As with any "uncontrolled" substance, the availability, dosage and cost of shrooms or capsules vary depending on where you get it. The line between microdosed exuberance and a bad trip is paper thin, and getting a full-blown trip when you want a little mood booster is not a fun surprise. Sound a lot like weed edibles, eh?
Evidently, social stigma continues to cling to the use of "illicit" substances. There's been a lot of progress in opening the cultural dialogue, but there's a long way to go.
Physical Side Effects
Microdosing psilocybin has many health benefits, from increased productivity and improved mood, to elevated creativity, among others. Many folks even use dosed caps of psilocybin to wean off traditional pharmaceutical treatments for depression; yet another commonality this magical fungus shares with cannabis!
Benefits aside, anyone who’s tried mushrooms is aware of the telltale nausea that can follow soon after ingestion. Microdosing is less severe on the gut, but not immune to negative symptoms, like gastrointestinal distress. Others include increased headaches/migraines, insomnia, visual disturbances, trouble regulating temperature, and numbness of arms and legs.
Anxiety can also be another undesirable effect. A bit of a catch-22 if you’re using psilocybin to treat mood or anxiety, so treading carefully is essential! We'll keep repeating this because it's so important: research and consult with a healthcare professional to ensure you're setting yourself up for a good, safe experience.
Serotonin is one of the molecules responsible for making us happy, so you’d think serotonin syndrome would be a good thing, right? Not necessarily.
Serotonin syndrome (SS) is a potentially life-threatening diagnosis caused by a surplus of serotonin in the brain. This can happen from a single substance or the interaction of different substances. So if microdosing piques your interest, make sure to do that research before jumping into the fungus troop with both feet.
Symptoms range from mild (increased heart rate, sweating, dilated pupils, muscle twitches) to moderate or severe (raised body temperature, affected speech, spikes in pulse and blood pressure, delirium).

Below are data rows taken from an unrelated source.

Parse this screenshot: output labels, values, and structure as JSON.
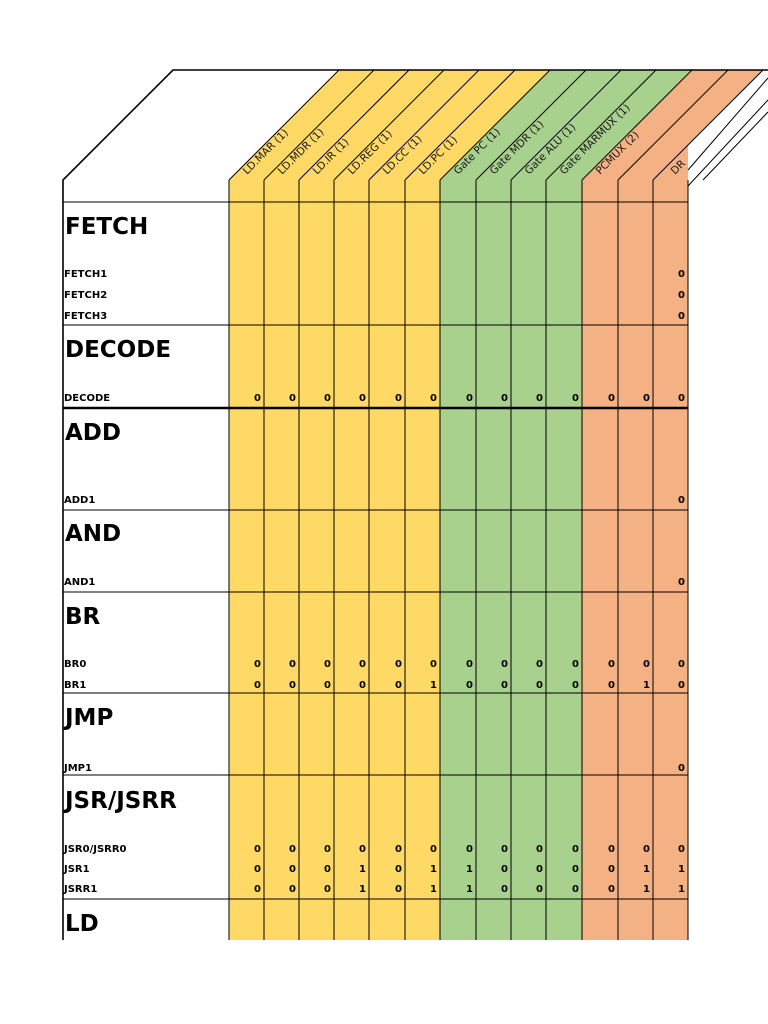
{
  "columns": [
    {
      "label": "LD.MAR (1)",
      "color": "#FFD966"
    },
    {
      "label": "LD.MDR (1)",
      "color": "#FFD966"
    },
    {
      "label": "LD.IR (1)",
      "color": "#FFD966"
    },
    {
      "label": "LD.REG (1)",
      "color": "#FFD966"
    },
    {
      "label": "LD.CC (1)",
      "color": "#FFD966"
    },
    {
      "label": "LD.PC (1)",
      "color": "#FFD966"
    },
    {
      "label": "Gate PC (1)",
      "color": "#A9D18E"
    },
    {
      "label": "Gate MDR (1)",
      "color": "#A9D18E"
    },
    {
      "label": "Gate ALU (1)",
      "color": "#A9D18E"
    },
    {
      "label": "Gate MARMUX (1)",
      "color": "#A9D18E"
    },
    {
      "label": "PCMUX (2)",
      "color": "#F4B183"
    },
    {
      "label": "",
      "color": "#F4B183"
    },
    {
      "label": "DR",
      "color": "#F4B183"
    }
  ],
  "sections": [
    {
      "title": "FETCH",
      "rows": [
        {
          "label": "FETCH1",
          "values": [
            "",
            "",
            "",
            "",
            "",
            "",
            "",
            "",
            "",
            "",
            "",
            "",
            "0"
          ]
        },
        {
          "label": "FETCH2",
          "values": [
            "",
            "",
            "",
            "",
            "",
            "",
            "",
            "",
            "",
            "",
            "",
            "",
            "0"
          ]
        },
        {
          "label": "FETCH3",
          "values": [
            "",
            "",
            "",
            "",
            "",
            "",
            "",
            "",
            "",
            "",
            "",
            "",
            "0"
          ]
        }
      ]
    },
    {
      "title": "DECODE",
      "rows": [
        {
          "label": "DECODE",
          "values": [
            "0",
            "0",
            "0",
            "0",
            "0",
            "0",
            "0",
            "0",
            "0",
            "0",
            "0",
            "0",
            "0"
          ]
        }
      ]
    },
    {
      "title": "ADD",
      "rows": [
        {
          "label": "ADD1",
          "values": [
            "",
            "",
            "",
            "",
            "",
            "",
            "",
            "",
            "",
            "",
            "",
            "",
            "0"
          ]
        }
      ]
    },
    {
      "title": "AND",
      "rows": [
        {
          "label": "AND1",
          "values": [
            "",
            "",
            "",
            "",
            "",
            "",
            "",
            "",
            "",
            "",
            "",
            "",
            "0"
          ]
        }
      ]
    },
    {
      "title": "BR",
      "rows": [
        {
          "label": "BR0",
          "values": [
            "0",
            "0",
            "0",
            "0",
            "0",
            "0",
            "0",
            "0",
            "0",
            "0",
            "0",
            "0",
            "0"
          ]
        },
        {
          "label": "BR1",
          "values": [
            "0",
            "0",
            "0",
            "0",
            "0",
            "1",
            "0",
            "0",
            "0",
            "0",
            "0",
            "1",
            "0"
          ]
        }
      ]
    },
    {
      "title": "JMP",
      "rows": [
        {
          "label": "JMP1",
          "values": [
            "",
            "",
            "",
            "",
            "",
            "",
            "",
            "",
            "",
            "",
            "",
            "",
            "0"
          ]
        }
      ]
    },
    {
      "title": "JSR/JSRR",
      "rows": [
        {
          "label": "JSR0/JSRR0",
          "values": [
            "0",
            "0",
            "0",
            "0",
            "0",
            "0",
            "0",
            "0",
            "0",
            "0",
            "0",
            "0",
            "0"
          ]
        },
        {
          "label": "JSR1",
          "values": [
            "0",
            "0",
            "0",
            "1",
            "0",
            "1",
            "1",
            "0",
            "0",
            "0",
            "0",
            "1",
            "1"
          ]
        },
        {
          "label": "JSRR1",
          "values": [
            "0",
            "0",
            "0",
            "1",
            "0",
            "1",
            "1",
            "0",
            "0",
            "0",
            "0",
            "1",
            "1"
          ]
        }
      ]
    },
    {
      "title": "LD",
      "rows": []
    }
  ]
}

In fact, many serotonergic medications are in our medicine cabinets. Obvious ones like antidepressants and mood stabilizers, but they're also hiding in certain allergy meds, painkillers like oxycodone and even Parkinson’s treatment, L-dopa.
The Bottom Line
There's still a ways to go on de-stigmatizing psilocybin. Everyone reacts differently, so when exploring something new, remember to start low and go slow. Always talk to a healthcare professional, especially if you're looking to treat mental illness or taper off of pharmaceuticals. A lot of the evidence is anecdotal, and there's an infinite amount of room for research into this gregarious field.
Psilocybin shows a whole lot of promise as a viable, all-natural treatment. We're super stoked to see how the story unfolds!